One of the greatest dangers the revenue officer is called upon to encounter is boat duty. This he has to perform in all sorts of weather. Fog, snow-storm, cold, high wind, or rough sea, is seldom considered a sufficient reason for neglecting to board a vessel bound in from a foreign port. Such a vessel has usually to be boarded while under way - a very difficult and dangerous undertaking, requiring the exercise of experienced udgment, prompt decision, great coolness, and considerable pluck. While on board the vessel, examining her papers, certifying to her manifest, etc., she has probably carried the boarding officer at least two or three miles from his vessel, and he may have to make the best of his way back to her in the teeth of a strong head-wind, high sea, driving snow-storm, and with, perhaps, the added difficulty, if not danger, of approaching night. When rowing in the teeth of a high wind it is no unusual thing for the boat's crew to become so exhausted that no headway can be made. In such a case the boat rows directly to leeward of the cutter, from which a life-buoy attached to a long line is thrown. It is quickly swept to leeward, picked up by the boat, the line made fast to the bow, and the boat hauled alongside. Sometimes he finds it impossible to return to the cutter, and he is obliged to seek shelter on some friendly vessel.
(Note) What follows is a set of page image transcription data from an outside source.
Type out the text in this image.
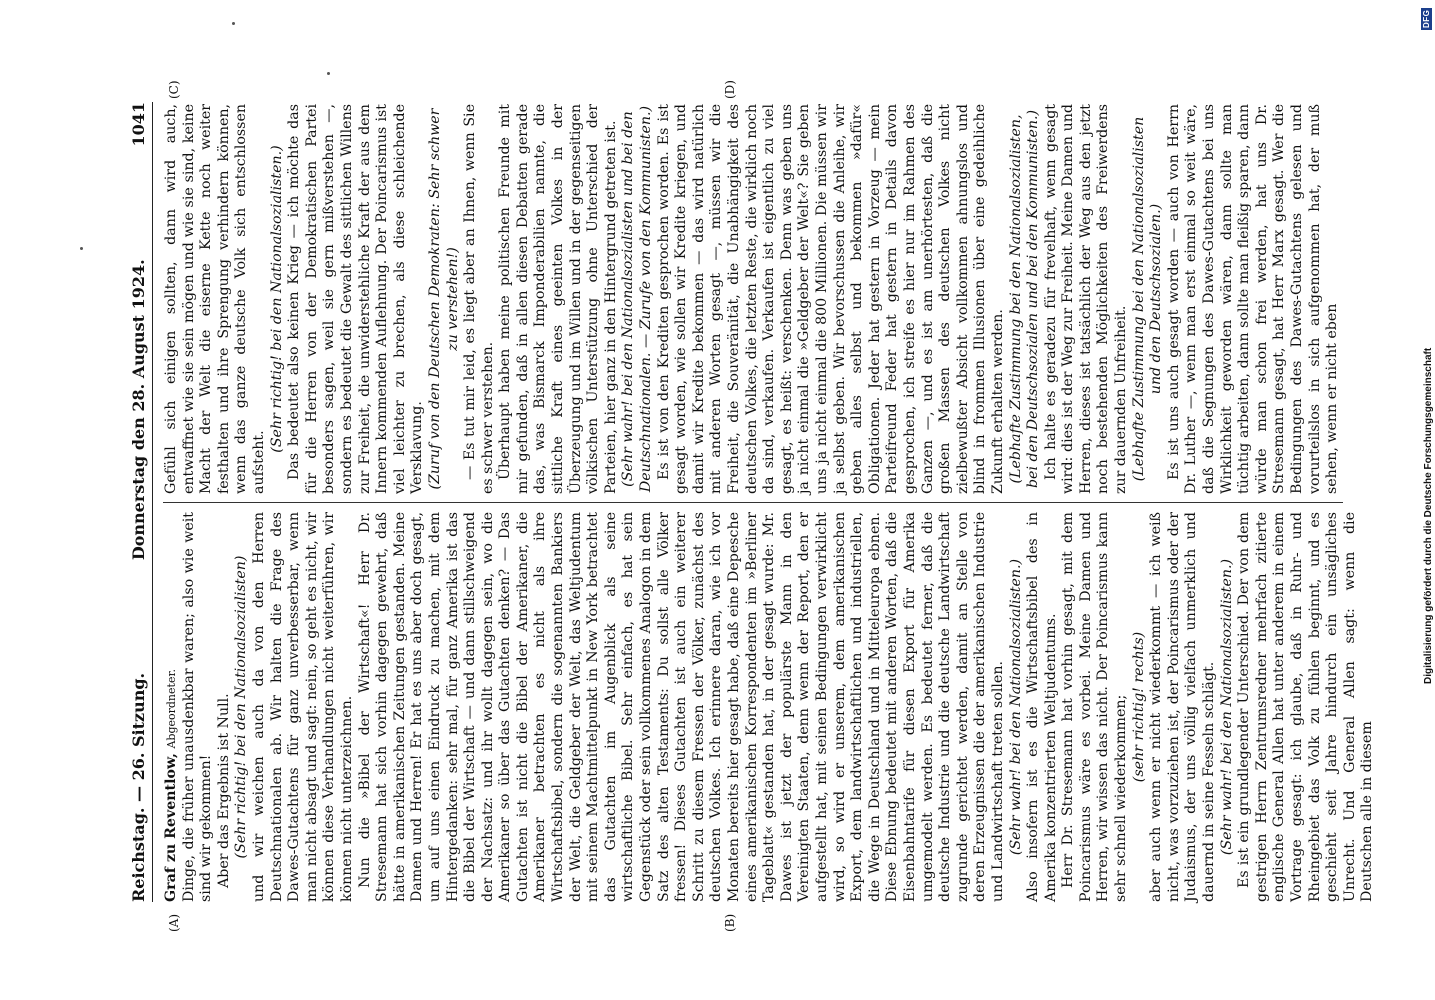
DFG
Digitalisierung gefördert durch die Deutsche Forschungsgemeinschaft
Reichstag. — 26. Sitzung.
Donnerstag den 28. August 1924.
1041
(A)	(B)
(C)	(D)

Graf zu Reventlow, Abgeordneter. Dinge, die früher unausdenkbar waren; also wie weit sind wir gekommen! Aber das Ergebnis ist Null. (Sehr richtig! bei den Nationalsozialisten) und wir weichen auch da von den Herren Deutschnationalen ab. Wir halten die Frage des Dawes-Gutachtens für ganz unverbesserbar, wenn man nicht absagt und sagt: nein, so geht es nicht, wir können diese Verhandlungen nicht weiterführen, wir können nicht unterzeichnen. Nun die »Bibel der Wirtschaft«! Herr Dr. Stresemann hat sich vorhin dagegen gewehrt, daß hätte in amerikanischen Zeitungen gestanden. Meine Damen und Herren! Er hat es uns aber doch gesagt, um auf uns einen Eindruck zu machen, mit dem Hintergedanken: sehr mal, für ganz Amerika ist das die Bibel der Wirtschaft — und dann stillschweigend der Nachsatz: und ihr wollt dagegen sein, wo die Amerikaner so über das Gutachten denken? — Das Gutachten ist nicht die Bibel der Amerikaner, die Amerikaner betrachten es nicht als ihre Wirtschaftsbibel, sondern die sogenannten Bankiers der Welt, die Geldgeber der Welt, das Weltjudentum mit seinem Machtmittelpunkt in New York betrachtet das Gutachten im Augenblick als seine wirtschaftliche Bibel. Sehr einfach, es hat sein Gegenstück oder sein vollkommenes Analogon in dem Satz des alten Testaments: Du sollst alle Völker fressen! Dieses Gutachten ist auch ein weiterer Schritt zu diesem Fressen der Völker, zunächst des deutschen Volkes. Ich erinnere daran, wie ich vor Monaten bereits hier gesagt habe, daß eine Depesche eines amerikanischen Korrespondenten im »Berliner Tageblatt« gestanden hat, in der gesagt wurde: Mr. Dawes ist jetzt der populärste Mann in den Vereinigten Staaten, denn wenn der Report, den er aufgestellt hat, mit seinen Bedingungen verwirklicht wird, so wird er unserem, dem amerikanischen Export, dem landwirtschaftlichen und industriellen, die Wege in Deutschland und in Mitteleuropa ebnen. Diese Ebnung bedeutet mit anderen Worten, daß die Eisenbahntarife für diesen Export für Amerika umgemodelt werden. Es bedeutet ferner, daß die deutsche Industrie und die deutsche Landwirtschaft zugrunde gerichtet werden, damit an Stelle von deren Erzeugnissen die der amerikanischen Industrie und Landwirtschaft treten sollen. (Sehr wahr! bei den Nationalsozialisten.) Also insofern ist es die Wirtschaftsbibel des in Amerika konzentrierten Weltjudentums. Herr Dr. Stresemann hat vorhin gesagt, mit dem Poincarismus wäre es vorbei. Meine Damen und Herren, wir wissen das nicht. Der Poincarismus kann sehr schnell wiederkommen; (sehr richtig! rechts) aber auch wenn er nicht wiederkommt — ich weiß nicht, was vorzuziehen ist, der Poincarismus oder der Judaismus, der uns völlig vielfach unmerklich und dauernd in seine Fesseln schlägt. (Sehr wahr! bei den Nationalsozialisten.) Es ist ein grundlegender Unterschied. Der von dem gestrigen Herrn Zentrumsredner mehrfach zitierte englische General Allen hat unter anderem in einem Vortrage gesagt: ich glaube, daß in Ruhr- und Rheingebiet das Volk zu fühlen beginnt, und es geschieht seit Jahre hindurch ein unsägliches Unrecht. Und General Allen sagt: wenn die Deutschen alle in diesem

Gefühl sich einigen sollten, dann wird auch, entwaffnet wie sie sein mögen und wie sie sind, keine Macht der Welt die eiserne Kette noch weiter festhalten und ihre Sprengung verhindern können, wenn das ganze deutsche Volk sich entschlossen aufsteht.

(Sehr richtig! bei den Nationalsozialisten.) Das bedeutet also keinen Krieg — ich möchte das für die Herren von der Demokratischen Partei besonders sagen, weil sie gern mißverstehen —, sondern es bedeutet die Gewalt des sittlichen Willens zur Freiheit, die unwiderstehliche Kraft der aus dem Innern kommenden Auflehnung. Der Poincarismus ist viel leichter zu brechen, als diese schleichende Versklavung. (Zuruf von den Deutschen Demokraten: Sehr schwer zu verstehen!) — Es tut mir leid, es liegt aber an Ihnen, wenn Sie es schwer verstehen. Überhaupt haben meine politischen Freunde mit mir gefunden, daß in allen diesen Debatten gerade das, was Bismarck Imponderabilien nannte, die sittliche Kraft eines geeinten Volkes in der Überzeugung und im Willen und in der gegenseitigen völkischen Unterstützung ohne Unterschied der Parteien, hier ganz in den Hintergrund getreten ist. (Sehr wahr! bei den Nationalsozialisten und bei den Deutschnationalen. — Zurufe von den Kommunisten.) Es ist von den Krediten gesprochen worden. Es ist gesagt worden, wie sollen wir Kredite kriegen, und damit wir Kredite bekommen — das wird natürlich mit anderen Worten gesagt —, müssen wir die Freiheit, die Souveränität, die Unabhängigkeit des deutschen Volkes, die letzten Reste, die wirklich noch da sind, verkaufen. Verkaufen ist eigentlich zu viel gesagt, es heißt: verschenken. Denn was geben uns ja nicht einmal die »Geldgeber der Welt«? Sie geben uns ja nicht einmal die 800 Millionen. Die müssen wir ja selbst geben. Wir bevorschussen die Anleihe, wir geben alles selbst und bekommen »dafür« Obligationen. Jeder hat gestern in Vorzeug — mein Parteifreund Feder hat gestern in Details davon gesprochen, ich streife es hier nur im Rahmen des Ganzen —, und es ist am unerhörtesten, daß die großen Massen des deutschen Volkes nicht zielbewußter Absicht vollkommen ahnungslos und blind in frommen Illusionen über eine gedeihliche Zukunft erhalten werden. (Lebhafte Zustimmung bei den Nationalsozialisten, bei den Deutschsozialen und bei den Kommunisten.) Ich halte es geradezu für frevelhaft, wenn gesagt wird: dies ist der Weg zur Freiheit. Meine Damen und Herren, dieses ist tatsächlich der Weg aus den jetzt noch bestehenden Möglichkeiten des Freiwerdens zur dauernden Unfreiheit. (Lebhafte Zustimmung bei den Nationalsozialisten und den Deutschsozialen.) Es ist uns auch gesagt worden — auch von Herrn Dr. Luther —, wenn man erst einmal so weit wäre, daß die Segnungen des Dawes-Gutachtens bei uns Wirklichkeit geworden wären, dann sollte man tüchtig arbeiten, dann sollte man fleißig sparen, dann würde man schon frei werden, hat uns Dr. Stresemann gesagt, hat Herr Marx gesagt. Wer die Bedingungen des Dawes-Gutachtens gelesen und vorurteilslos in sich aufgenommen hat, der muß sehen, wenn er nicht eben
Managing a boat in the surf is perhaps as difficult and dangerous a duty as revenue officers are called upon to perform. Much of the supplies for the houses of refuge on the east coast of Florida are taken to them by revenue-cutters. All these supplies have to be landed through the surf on as exposed and dangerous a beach as any in the world. That no lives have yet been sacrificed, and no property lost in this work, speaks volumes for the skill of revenue officers as surf-men.
Running a line to a vessel ashore or in distress requires skill and courage of a no mean order. True it is that but few revenue officers have lost their lives in the discharge of this duty, but it is equally true that an officer must indeed be young in the service who has not several times stood face to face with death.